Ignited(3)

“I—” I closed my mouth. Clearly I had lost all ability to think or speak or function in society. I fervently hoped the floor would just open up and swallow me, but I’d be okay with an alien abduction, too.

Neither of those things happened, though, and I found myself just sitting there staring at him while the corner of his mouth—that gorgeous, rugged, kissable mouth—twitched with what I could only assume was amusement.

“I’m sorry I slipped back here. It was getting too crowded in there for me, and I needed some air.”

Concern flickered across his face. “Is something wrong, Catalina? You looked preoccupied.”

“I’m fine,” I said, though I trembled a bit, unnerved as always when he called me by my given name. Not that he actually knew my real name. As far as Cole and all my friends in Chicago were concerned, I was Katrina Laron. Catalina Rhodes didn’t exist to them. For that matter, she didn’t exist for me, either. She hadn’t for a long, long time.

Sometimes, I missed her.

About eight months ago, a group of us had been having dinner together. Cole started talking about an upcoming trip to Los Angeles, and how he intended to visit Catalina Island. I don’t even remember the details of the conversation, but by the end of it, my new nickname had stuck.

I’d rolled my eyes and pretended to be irritated, but the truth of it was that I liked the intimacy of hearing my birth name on his lips. It meant that we shared a secret, he and I, even if I was the only one of us who knew it.

Not that Catalina was an exclusive nickname. Cole also called me “blondie” and “baby girl,” though he tended to reserve the latter for Angie, who had been a teenager when he’d met her.

Catalina was my favorite of the endearments, of course. But I wasn’t picky. However Cole wanted to mark me was fine by me.

Right then, he stood to my right and frowned down at me. “I’m fine,” I repeated, with a little more force this time. “Really.

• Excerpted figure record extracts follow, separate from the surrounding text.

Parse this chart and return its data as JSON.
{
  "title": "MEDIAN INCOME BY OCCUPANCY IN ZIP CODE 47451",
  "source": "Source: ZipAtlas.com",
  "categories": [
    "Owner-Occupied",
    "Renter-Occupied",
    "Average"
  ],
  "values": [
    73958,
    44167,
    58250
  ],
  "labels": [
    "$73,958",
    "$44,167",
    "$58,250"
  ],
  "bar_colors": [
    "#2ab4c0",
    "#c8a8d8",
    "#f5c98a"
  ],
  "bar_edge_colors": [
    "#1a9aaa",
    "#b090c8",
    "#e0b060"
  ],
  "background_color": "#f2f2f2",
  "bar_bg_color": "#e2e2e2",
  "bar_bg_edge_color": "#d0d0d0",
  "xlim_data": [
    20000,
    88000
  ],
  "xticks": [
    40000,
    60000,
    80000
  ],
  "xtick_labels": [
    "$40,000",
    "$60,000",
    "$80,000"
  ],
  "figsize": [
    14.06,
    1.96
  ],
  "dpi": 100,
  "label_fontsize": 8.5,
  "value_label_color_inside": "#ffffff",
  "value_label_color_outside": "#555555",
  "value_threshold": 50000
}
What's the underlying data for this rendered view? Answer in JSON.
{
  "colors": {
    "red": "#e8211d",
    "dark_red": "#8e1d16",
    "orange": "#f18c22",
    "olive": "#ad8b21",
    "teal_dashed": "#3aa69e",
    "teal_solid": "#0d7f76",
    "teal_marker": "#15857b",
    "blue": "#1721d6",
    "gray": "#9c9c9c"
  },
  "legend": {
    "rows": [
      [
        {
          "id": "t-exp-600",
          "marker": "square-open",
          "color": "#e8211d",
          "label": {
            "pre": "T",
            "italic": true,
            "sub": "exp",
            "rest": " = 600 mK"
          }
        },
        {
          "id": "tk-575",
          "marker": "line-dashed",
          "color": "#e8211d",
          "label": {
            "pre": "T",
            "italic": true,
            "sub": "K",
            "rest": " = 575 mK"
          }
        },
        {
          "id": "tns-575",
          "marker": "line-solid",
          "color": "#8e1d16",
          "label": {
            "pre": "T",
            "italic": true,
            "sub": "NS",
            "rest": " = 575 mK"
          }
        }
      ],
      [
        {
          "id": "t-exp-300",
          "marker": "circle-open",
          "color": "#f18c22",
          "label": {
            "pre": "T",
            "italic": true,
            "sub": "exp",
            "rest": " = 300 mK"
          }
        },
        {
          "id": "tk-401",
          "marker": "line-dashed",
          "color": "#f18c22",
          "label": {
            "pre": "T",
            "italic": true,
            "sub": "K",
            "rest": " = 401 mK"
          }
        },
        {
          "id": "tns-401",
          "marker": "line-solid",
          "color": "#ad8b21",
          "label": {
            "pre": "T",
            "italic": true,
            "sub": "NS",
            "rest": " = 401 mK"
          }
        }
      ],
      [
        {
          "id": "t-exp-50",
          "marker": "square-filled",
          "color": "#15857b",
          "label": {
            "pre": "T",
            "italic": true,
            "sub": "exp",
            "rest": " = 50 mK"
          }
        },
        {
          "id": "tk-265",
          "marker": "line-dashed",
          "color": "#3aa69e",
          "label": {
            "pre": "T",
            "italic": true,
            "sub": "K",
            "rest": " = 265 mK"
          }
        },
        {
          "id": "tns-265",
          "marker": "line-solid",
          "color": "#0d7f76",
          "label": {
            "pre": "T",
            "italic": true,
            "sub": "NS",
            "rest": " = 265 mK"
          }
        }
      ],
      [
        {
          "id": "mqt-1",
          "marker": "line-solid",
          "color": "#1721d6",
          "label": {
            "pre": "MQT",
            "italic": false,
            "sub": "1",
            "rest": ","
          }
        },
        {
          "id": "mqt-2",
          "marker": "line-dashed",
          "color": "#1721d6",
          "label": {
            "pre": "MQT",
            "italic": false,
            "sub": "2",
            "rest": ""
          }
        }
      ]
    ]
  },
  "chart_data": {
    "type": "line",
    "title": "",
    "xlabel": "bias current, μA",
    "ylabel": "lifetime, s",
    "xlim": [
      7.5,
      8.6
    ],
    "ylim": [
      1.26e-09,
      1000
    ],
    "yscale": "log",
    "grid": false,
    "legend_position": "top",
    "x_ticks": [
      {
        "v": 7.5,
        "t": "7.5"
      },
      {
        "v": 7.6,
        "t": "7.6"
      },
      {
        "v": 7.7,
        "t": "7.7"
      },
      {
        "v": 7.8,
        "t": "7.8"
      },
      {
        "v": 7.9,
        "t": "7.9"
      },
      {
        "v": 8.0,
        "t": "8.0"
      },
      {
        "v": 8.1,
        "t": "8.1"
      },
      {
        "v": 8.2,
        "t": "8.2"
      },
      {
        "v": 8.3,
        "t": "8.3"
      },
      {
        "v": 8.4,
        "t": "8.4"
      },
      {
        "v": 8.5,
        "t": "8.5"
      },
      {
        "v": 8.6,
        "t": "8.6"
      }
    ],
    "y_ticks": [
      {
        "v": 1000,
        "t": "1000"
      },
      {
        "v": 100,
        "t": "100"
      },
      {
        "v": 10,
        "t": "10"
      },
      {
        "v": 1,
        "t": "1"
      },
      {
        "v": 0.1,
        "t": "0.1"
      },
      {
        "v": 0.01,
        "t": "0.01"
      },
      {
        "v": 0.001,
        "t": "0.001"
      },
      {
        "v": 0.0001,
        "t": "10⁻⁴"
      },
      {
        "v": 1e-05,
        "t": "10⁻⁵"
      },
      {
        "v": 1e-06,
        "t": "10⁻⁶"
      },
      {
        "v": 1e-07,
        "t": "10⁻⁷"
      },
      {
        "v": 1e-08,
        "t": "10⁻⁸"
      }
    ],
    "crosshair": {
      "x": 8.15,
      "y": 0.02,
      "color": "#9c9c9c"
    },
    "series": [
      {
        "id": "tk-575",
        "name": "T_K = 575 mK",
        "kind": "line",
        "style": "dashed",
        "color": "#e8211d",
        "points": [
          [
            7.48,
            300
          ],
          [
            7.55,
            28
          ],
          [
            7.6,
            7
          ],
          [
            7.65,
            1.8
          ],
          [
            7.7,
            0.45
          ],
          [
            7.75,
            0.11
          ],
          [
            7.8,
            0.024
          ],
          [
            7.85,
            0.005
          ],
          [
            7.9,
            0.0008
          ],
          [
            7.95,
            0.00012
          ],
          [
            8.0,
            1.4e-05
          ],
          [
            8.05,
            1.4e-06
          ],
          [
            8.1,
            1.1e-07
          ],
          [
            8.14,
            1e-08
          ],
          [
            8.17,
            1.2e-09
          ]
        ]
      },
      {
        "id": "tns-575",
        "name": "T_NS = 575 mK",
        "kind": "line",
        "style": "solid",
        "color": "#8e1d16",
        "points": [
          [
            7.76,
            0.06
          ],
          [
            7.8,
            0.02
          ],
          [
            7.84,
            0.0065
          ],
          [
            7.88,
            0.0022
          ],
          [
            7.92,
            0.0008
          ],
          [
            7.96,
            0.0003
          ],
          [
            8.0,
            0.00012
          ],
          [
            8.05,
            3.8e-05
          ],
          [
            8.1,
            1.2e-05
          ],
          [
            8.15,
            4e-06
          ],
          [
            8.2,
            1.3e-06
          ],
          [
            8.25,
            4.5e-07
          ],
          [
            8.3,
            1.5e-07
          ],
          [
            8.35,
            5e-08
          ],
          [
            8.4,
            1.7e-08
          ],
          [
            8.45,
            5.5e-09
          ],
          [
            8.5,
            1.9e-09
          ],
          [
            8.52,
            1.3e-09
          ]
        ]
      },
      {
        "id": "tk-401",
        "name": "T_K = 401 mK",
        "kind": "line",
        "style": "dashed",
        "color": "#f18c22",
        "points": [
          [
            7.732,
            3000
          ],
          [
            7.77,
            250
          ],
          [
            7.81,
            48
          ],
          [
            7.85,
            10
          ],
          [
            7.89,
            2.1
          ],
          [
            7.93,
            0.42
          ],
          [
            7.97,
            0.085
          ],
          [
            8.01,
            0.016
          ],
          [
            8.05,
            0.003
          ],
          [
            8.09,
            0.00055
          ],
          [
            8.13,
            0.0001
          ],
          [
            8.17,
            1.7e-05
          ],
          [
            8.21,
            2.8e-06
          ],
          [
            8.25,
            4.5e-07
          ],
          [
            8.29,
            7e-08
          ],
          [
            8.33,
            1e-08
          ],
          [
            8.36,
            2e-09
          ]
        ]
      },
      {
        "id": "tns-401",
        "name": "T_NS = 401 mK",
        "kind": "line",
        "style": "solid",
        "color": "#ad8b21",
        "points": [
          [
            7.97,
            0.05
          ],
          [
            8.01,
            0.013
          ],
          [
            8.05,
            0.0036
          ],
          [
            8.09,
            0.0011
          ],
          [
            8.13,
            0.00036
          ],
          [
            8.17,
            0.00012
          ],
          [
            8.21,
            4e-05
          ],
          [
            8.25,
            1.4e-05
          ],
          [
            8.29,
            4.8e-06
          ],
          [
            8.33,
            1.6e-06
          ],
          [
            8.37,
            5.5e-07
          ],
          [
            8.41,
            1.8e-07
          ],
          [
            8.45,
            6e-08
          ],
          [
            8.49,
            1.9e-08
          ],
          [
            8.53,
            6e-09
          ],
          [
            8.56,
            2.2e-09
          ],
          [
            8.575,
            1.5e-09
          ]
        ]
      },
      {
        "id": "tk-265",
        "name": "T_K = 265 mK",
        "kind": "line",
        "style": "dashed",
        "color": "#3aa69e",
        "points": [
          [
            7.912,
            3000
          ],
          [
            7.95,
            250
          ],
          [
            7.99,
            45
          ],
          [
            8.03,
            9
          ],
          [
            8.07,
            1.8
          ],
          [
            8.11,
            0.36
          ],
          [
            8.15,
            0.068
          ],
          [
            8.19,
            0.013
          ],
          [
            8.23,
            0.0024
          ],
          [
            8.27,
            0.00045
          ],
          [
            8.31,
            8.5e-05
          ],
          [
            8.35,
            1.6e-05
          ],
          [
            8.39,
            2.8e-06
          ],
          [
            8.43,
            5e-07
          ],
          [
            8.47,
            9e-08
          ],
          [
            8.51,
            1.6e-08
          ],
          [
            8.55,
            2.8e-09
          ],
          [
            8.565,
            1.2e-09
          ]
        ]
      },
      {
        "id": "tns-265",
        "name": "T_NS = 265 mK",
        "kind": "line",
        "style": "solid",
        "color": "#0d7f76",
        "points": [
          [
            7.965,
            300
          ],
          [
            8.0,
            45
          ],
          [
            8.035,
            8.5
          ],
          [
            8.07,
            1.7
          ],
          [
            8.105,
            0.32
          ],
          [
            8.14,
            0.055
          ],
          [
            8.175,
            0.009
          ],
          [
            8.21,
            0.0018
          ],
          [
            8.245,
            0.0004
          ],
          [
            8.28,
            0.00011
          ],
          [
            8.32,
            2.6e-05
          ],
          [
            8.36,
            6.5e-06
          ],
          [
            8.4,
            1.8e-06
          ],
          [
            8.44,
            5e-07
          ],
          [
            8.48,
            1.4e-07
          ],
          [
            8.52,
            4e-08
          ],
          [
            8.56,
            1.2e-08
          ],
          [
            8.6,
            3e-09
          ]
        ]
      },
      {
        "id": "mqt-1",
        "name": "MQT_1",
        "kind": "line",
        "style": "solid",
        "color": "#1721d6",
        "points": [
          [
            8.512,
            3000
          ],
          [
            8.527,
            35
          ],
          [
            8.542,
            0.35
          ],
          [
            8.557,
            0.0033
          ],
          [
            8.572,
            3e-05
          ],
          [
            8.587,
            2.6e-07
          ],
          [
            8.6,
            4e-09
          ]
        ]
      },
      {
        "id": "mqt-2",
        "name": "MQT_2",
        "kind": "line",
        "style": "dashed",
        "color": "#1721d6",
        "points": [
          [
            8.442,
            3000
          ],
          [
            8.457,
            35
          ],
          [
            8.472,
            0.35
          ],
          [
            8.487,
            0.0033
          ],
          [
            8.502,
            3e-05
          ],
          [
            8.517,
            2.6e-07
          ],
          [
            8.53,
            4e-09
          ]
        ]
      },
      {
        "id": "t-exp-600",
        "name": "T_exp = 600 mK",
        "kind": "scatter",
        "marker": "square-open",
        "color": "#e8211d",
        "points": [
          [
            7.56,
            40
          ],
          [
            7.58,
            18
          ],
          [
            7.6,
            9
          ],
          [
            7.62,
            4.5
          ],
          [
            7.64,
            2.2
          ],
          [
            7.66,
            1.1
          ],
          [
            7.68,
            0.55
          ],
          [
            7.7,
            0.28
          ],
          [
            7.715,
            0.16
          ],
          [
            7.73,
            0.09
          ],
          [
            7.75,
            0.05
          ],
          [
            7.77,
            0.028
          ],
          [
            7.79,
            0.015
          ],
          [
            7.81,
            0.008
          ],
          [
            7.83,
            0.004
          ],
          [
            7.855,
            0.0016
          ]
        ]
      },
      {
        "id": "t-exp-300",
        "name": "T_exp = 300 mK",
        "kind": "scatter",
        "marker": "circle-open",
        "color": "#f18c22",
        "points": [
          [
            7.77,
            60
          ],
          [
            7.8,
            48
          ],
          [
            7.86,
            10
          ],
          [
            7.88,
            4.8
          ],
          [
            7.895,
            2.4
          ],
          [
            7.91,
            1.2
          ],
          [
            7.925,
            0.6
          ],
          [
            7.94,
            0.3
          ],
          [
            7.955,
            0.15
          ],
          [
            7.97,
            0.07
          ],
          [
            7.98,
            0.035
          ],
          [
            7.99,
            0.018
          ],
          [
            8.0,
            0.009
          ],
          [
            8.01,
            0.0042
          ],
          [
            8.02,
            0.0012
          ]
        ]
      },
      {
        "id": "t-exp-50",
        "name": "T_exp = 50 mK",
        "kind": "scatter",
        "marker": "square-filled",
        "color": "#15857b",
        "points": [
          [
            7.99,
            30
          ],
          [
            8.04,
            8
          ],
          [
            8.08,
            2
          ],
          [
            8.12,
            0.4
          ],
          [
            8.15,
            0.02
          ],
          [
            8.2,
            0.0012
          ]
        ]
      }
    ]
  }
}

I was lost in thought, and you startled me. But I’m back now.”

“I’m glad.” His voice was smooth, almost prep-school cultured. He’d worked at it, I knew. He rarely talked about the time he’d spent in gangs, the things he’d had to overcome. Hell, he barely even talked about the two years he’d spent in Italy, studying art on scholarship. But it had all come together to make the man. And right then, in that moment, I was glad he never talked about it to the press or his clients. But I fervently wished that he would talk about it to me.

Yeah, I was a mess all right.

I stood up, then wiped my hands down the red material that clung provocatively to my thighs. I hoped it looked like I was smoothing my skirt. Instead, I was drying my sweaty palms.

“I’m going to go track down one of the girls with sushi,” I said. “I didn’t eat dinner and I think I’m feeling a little lightheaded.” I didn’t mention that he was the reason my head was spinning.

“Stay.” He reached out and closed his fingers around my wrist. His hand was huge, but his grip was surprisingly tender. His skin was rough, though, and I remembered how much of the work in the gallery he’d done himself, assembling frames, hanging canvases, moving furniture. Not to mention painting his own canvases. He must spend hours holding a wooden brush, moving carefully and meticulously in order to get exactly what he wanted—color, texture, total sensuality.

Slowly, as if he was intentionally trying to drive me crazy, he let his eyes drift over me. I fought the urge to shiver—to close my eyes and soak in the fantasy of this deliberate caress.

Instead, I watched his face. Watched his expression grow hot, almost feral, as if he wanted nothing more in that moment than to touch me—to take me.

Do it, I thought. Right here, right now, just do it and let me have thought and reason back. Take me, dammit, and free me.

But he didn’t pull me close. Didn’t press his hands to my ass and grind his cock against my thighs. Didn’t slam me against the wall and press his mouth to mine while one hand closed tight around my breast and the other yanked up my skirt.

He did nothing but look at me—and in looking made me feel as though he’d done all those things.

He also made me feel better about the abuse I’d put my credit card through to buy this outfit. The dress was fire engine red, had a plunging neckline, and hugged every one of my curves. And while I might sometimes think that my curves were more appropriate for a 1940s film noir wardrobe, I can’t deny that I filled out the dress in a way that Cole seemed to appreciate.

I’d worn my mass of blond curls clipped up, letting a few tendrils dangle loose to frame my face. My red stilettos perfectly matched the dress and added four inches to my already ample height, putting me just about eye level with this man. If you looked up “fuck me heels” in the dictionary, a picture of these shoes would be on the page.

I wanted to stay right there, lost in the way he was looking at me.

At the same time, I wanted to run. To get away and regroup. To figure out how in hell I could manage to control a seduction when I couldn’t even control myself.

Escape won out, and I tugged gently at my arm to free it.

To my surprise, his grip tightened. I frowned at him, a little confused, a whole lot hopeful.

“I’d like to hear your thoughts.”

“My thoughts?”

“The painting,” he said. “What do you think of it?”